You are not making a fuss. You are giving people the information they need to support you properly.

Avoid Unhelpful Coping Strategies

When people are distressed, they often look for anything that gives quick relief. This is understandable. But some coping strategies help in the short term while making things harder later.

Examples might include drinking more alcohol, using drugs, gambling, overeating, isolating completely, repeatedly checking symptoms online, lashing out at others, or avoiding every situation that causes anxiety.

Try not to shame yourself if you have used unhealthy coping strategies. Most people do what they can to get through pain. But while waiting for counselling, it may help to gently notice which behaviours are helping and which are making things worse.

The aim is not to be perfect. The aim is to move towards coping strategies that protect you rather than harm you.

Try Gentle Movement

Exercise is often suggested for mental health, but when you are struggling, the word “exercise” can feel overwhelming. You do not need to join a gym or start running. Gentle movement is enough.

This might include:

A short walk
Stretching
Gardening
Walking the dog
Chair exercises
Slow breathing with movement
Getting outside for five minutes

Movement can help release stress from the body, improve sleep, and reduce some symptoms of anxiety and low mood. It also gives your day a sense of action, even if everything else feels stuck.

Start very small. A five-minute walk is still progress.

Use Support Groups or Community Services

While waiting for counselling, you may be able to access other forms of support. This could include peer support groups, wellbeing groups, recovery colleges, crisis cafés, community drop-ins, bereavement support, domestic abuse services, veterans’ services, carers’ groups, or addiction recovery groups.

Some people worry that group support will not be as helpful as counselling. It is different, but it can still be powerful. Being around others who understand can reduce shame and loneliness.

You may hear someone describe something you thought only you felt. That moment of recognition can be deeply reassuring.
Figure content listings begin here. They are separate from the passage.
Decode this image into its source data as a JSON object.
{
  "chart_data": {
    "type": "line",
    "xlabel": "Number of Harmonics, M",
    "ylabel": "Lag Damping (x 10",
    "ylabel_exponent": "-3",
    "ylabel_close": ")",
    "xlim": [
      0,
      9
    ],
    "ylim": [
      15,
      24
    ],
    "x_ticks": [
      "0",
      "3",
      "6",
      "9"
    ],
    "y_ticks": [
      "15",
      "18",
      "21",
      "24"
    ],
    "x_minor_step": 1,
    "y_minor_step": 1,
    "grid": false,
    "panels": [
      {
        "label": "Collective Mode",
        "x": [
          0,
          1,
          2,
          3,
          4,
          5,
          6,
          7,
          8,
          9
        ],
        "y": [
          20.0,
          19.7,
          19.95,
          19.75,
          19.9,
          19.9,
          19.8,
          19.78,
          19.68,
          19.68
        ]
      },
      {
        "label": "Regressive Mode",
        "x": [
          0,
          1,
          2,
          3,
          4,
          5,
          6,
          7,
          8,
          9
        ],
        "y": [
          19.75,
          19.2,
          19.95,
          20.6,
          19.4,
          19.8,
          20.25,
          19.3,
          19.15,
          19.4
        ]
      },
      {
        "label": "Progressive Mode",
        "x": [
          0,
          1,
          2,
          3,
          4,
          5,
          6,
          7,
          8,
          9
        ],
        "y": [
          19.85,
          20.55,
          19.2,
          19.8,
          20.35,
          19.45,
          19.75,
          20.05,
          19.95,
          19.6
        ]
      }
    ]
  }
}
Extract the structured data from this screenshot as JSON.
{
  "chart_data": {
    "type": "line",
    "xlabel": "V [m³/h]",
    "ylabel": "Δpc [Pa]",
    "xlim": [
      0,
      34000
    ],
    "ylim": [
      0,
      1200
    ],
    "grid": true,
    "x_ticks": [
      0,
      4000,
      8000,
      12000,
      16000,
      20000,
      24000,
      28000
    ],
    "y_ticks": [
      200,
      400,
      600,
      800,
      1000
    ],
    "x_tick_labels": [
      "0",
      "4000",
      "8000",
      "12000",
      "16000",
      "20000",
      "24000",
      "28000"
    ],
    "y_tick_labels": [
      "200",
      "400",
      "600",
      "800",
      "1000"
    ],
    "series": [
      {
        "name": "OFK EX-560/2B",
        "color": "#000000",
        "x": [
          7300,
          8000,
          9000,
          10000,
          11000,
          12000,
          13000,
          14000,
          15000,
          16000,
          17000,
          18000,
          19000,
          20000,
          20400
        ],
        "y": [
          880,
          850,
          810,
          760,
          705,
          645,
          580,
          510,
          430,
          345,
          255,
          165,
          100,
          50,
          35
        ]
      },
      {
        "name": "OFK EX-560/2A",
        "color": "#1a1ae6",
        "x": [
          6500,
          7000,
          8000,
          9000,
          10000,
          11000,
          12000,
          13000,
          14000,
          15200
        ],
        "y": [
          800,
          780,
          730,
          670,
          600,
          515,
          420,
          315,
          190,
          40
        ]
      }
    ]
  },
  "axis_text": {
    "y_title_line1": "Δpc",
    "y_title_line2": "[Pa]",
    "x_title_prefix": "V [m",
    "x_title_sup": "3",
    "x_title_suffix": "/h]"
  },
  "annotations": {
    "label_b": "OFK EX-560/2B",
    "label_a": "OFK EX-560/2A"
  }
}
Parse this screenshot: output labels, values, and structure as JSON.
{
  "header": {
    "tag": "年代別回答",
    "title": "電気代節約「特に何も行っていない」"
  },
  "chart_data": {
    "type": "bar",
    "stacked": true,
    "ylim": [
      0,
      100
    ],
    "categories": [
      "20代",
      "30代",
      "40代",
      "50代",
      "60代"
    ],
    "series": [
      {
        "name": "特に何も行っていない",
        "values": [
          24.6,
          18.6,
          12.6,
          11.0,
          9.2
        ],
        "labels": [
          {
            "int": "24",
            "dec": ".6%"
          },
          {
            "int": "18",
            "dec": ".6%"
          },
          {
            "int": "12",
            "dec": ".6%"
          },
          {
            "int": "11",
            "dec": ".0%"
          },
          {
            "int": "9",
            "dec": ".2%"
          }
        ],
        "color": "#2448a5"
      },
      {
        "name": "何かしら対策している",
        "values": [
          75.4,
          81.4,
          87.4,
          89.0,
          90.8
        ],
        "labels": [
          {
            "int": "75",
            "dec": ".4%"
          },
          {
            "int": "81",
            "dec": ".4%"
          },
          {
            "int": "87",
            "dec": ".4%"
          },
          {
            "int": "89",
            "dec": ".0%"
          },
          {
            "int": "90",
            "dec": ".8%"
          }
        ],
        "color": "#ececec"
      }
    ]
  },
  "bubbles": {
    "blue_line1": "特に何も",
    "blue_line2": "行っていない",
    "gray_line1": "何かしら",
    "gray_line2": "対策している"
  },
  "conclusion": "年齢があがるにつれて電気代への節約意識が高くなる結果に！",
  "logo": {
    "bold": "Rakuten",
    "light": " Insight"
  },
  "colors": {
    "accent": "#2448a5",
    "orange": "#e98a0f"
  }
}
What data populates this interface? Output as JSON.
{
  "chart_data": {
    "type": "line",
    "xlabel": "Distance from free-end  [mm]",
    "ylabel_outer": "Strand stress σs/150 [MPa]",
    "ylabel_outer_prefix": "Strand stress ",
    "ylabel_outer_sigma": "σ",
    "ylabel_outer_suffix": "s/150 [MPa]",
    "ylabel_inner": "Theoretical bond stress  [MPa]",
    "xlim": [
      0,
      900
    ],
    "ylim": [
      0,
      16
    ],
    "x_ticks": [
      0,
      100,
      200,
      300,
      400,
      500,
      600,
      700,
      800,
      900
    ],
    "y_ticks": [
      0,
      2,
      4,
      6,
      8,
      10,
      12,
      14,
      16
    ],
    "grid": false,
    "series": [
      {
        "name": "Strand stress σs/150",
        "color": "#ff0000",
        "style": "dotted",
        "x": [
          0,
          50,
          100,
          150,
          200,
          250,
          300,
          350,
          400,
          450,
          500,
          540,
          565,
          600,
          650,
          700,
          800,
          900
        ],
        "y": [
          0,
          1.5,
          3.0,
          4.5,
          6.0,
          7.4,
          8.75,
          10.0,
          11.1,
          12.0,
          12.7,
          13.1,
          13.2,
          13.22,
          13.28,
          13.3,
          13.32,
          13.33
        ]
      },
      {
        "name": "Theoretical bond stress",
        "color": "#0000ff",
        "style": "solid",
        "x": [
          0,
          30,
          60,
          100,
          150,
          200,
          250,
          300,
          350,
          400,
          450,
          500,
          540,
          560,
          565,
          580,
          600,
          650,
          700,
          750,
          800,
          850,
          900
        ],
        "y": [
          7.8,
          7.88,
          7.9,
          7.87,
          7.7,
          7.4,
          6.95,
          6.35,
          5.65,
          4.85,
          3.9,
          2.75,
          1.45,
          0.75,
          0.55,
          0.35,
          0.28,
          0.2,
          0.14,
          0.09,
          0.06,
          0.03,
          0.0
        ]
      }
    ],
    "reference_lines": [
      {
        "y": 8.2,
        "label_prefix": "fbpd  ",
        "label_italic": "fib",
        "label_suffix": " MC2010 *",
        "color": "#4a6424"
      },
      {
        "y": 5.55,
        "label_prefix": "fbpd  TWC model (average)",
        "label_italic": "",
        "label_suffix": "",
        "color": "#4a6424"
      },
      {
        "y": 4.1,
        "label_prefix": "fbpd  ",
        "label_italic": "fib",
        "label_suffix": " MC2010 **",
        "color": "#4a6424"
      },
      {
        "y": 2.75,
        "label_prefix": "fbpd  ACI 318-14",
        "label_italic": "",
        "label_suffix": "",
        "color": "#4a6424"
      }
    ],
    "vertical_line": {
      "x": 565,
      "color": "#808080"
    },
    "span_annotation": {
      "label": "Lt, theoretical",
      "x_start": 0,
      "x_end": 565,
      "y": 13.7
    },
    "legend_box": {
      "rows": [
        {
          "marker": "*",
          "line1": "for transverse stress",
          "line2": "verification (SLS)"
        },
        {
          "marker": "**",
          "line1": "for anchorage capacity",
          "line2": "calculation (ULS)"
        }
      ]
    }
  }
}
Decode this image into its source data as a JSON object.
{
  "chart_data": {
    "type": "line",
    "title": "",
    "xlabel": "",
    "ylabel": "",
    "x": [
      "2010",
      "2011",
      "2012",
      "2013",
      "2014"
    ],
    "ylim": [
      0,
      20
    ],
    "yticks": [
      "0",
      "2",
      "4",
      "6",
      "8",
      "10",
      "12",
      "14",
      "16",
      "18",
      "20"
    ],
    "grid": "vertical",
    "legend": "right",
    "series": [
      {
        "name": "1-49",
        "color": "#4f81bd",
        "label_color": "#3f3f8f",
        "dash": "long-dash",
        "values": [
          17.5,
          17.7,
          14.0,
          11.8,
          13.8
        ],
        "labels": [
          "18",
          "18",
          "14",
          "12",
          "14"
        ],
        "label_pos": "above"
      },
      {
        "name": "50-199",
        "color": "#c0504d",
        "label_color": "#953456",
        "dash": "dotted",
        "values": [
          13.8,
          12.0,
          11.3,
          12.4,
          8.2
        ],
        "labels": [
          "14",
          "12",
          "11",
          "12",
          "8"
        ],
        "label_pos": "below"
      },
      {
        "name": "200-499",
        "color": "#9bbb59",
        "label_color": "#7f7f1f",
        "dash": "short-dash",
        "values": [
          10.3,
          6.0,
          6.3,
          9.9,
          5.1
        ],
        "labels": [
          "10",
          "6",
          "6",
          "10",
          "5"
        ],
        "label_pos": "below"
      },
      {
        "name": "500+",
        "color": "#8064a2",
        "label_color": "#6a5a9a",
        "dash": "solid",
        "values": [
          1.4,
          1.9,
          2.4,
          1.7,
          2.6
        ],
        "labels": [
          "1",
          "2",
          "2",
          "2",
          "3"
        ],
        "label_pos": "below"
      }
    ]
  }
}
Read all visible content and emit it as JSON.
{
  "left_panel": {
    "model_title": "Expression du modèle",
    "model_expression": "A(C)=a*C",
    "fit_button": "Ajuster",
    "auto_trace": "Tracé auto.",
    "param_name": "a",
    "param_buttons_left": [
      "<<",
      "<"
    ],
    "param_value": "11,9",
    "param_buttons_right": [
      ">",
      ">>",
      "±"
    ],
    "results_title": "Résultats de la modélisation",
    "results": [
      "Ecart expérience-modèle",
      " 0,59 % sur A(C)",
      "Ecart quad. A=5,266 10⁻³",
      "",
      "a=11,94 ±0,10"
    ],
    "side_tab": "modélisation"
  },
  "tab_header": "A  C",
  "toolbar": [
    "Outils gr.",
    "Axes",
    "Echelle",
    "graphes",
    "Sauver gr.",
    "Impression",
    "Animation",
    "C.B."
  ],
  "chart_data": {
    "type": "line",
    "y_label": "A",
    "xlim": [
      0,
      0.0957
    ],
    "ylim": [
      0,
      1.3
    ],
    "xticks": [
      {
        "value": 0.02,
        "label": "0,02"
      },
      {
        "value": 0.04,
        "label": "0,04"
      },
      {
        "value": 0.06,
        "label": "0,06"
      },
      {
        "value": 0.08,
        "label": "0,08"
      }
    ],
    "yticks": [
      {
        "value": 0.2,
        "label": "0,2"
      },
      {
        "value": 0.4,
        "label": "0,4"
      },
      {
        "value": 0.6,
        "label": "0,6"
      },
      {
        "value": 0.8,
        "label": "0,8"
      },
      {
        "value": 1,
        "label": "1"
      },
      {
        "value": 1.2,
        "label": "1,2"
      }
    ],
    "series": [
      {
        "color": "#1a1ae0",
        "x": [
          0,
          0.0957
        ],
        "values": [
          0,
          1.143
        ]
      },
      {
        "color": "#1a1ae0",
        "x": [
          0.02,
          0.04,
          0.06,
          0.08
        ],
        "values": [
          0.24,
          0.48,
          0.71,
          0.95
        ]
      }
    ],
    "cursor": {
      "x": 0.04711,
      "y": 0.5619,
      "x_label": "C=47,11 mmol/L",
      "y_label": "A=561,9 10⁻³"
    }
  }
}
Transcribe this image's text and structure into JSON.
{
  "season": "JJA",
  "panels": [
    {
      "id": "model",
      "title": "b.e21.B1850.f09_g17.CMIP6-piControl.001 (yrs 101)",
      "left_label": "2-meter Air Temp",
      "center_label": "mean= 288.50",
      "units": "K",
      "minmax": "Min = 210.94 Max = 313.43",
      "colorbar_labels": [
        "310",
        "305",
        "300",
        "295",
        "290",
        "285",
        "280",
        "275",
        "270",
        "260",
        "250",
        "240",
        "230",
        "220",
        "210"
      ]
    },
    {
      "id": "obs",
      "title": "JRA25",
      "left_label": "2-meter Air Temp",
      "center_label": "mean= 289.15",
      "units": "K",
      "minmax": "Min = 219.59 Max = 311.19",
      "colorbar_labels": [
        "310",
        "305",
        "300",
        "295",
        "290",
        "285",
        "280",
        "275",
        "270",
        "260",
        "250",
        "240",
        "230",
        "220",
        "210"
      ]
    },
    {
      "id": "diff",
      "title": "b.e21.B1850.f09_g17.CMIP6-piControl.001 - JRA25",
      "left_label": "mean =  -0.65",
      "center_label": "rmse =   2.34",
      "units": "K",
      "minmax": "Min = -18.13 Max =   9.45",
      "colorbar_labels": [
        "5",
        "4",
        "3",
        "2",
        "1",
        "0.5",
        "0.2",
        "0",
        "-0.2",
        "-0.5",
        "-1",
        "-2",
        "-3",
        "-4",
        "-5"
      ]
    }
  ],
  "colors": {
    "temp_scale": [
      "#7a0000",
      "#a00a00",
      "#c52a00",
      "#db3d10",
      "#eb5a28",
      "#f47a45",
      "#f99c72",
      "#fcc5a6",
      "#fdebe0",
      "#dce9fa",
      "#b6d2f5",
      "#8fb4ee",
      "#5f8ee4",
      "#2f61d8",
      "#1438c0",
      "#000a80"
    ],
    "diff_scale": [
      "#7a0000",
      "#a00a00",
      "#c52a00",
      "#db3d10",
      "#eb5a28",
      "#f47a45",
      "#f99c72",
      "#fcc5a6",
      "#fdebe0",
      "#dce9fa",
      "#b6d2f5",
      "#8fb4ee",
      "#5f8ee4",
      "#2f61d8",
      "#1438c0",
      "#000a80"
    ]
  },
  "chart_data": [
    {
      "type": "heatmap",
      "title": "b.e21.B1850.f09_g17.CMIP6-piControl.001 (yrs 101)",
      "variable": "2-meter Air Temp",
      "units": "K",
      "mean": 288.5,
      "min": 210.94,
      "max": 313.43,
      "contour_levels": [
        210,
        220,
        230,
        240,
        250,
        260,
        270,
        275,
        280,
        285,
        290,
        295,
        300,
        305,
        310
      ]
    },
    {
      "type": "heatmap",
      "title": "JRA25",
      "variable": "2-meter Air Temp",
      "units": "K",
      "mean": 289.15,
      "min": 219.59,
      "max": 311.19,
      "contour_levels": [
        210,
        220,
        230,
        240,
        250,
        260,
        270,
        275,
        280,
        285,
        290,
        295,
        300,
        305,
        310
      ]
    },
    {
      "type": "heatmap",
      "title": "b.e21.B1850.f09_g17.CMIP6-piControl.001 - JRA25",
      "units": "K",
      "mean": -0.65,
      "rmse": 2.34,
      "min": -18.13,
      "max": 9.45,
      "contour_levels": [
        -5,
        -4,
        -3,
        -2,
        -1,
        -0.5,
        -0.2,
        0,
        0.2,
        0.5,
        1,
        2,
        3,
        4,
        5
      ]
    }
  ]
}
Community support can also help you build confidence, routine, and connection while you wait for one-to-one counselling.

Remember That Counselling Is a Beginning, Not a Test

Some people put pressure on themselves to be “ready” for counselling. They worry they will say the wrong thing, cry too much, not cry enough, forget important details, or be judged.

Counselling is not a test. You do not have to perform. You do not have to have the right words. You do not have to tell your whole life story in the first session.

A good counsellor will help you feel safe, listened to, and respected. The relationship builds over time. It is okay to be nervous. It is okay to start slowly. It is okay to say, “I don’t know where to begin.”

The fact that you are waiting for counselling already shows strength. You have recognised that you need support, and you have taken a step towards it.

Final Thoughts

Waiting for counselling can be painful, but it does not mean nothing can change until your first appointment. Small steps can help you stay safe, feel more supported, and begin understanding what you are going through.

Speak to someone you trust. Create a simple safety plan. Keep some routine in your day. Use grounding techniques when emotions feel intense. Write down what you want to discuss. Reach out again if things get worse.

Most importantly, remember this: needing help does not make you weak. Waiting does not mean you have been forgotten. And the fact that things feel difficult right now does not mean they will always feel this way.

Counselling can offer a safe space to explore your feelings, understand your experiences, and begin healing. While you are waiting, you still deserve care, support, kindness, and hope.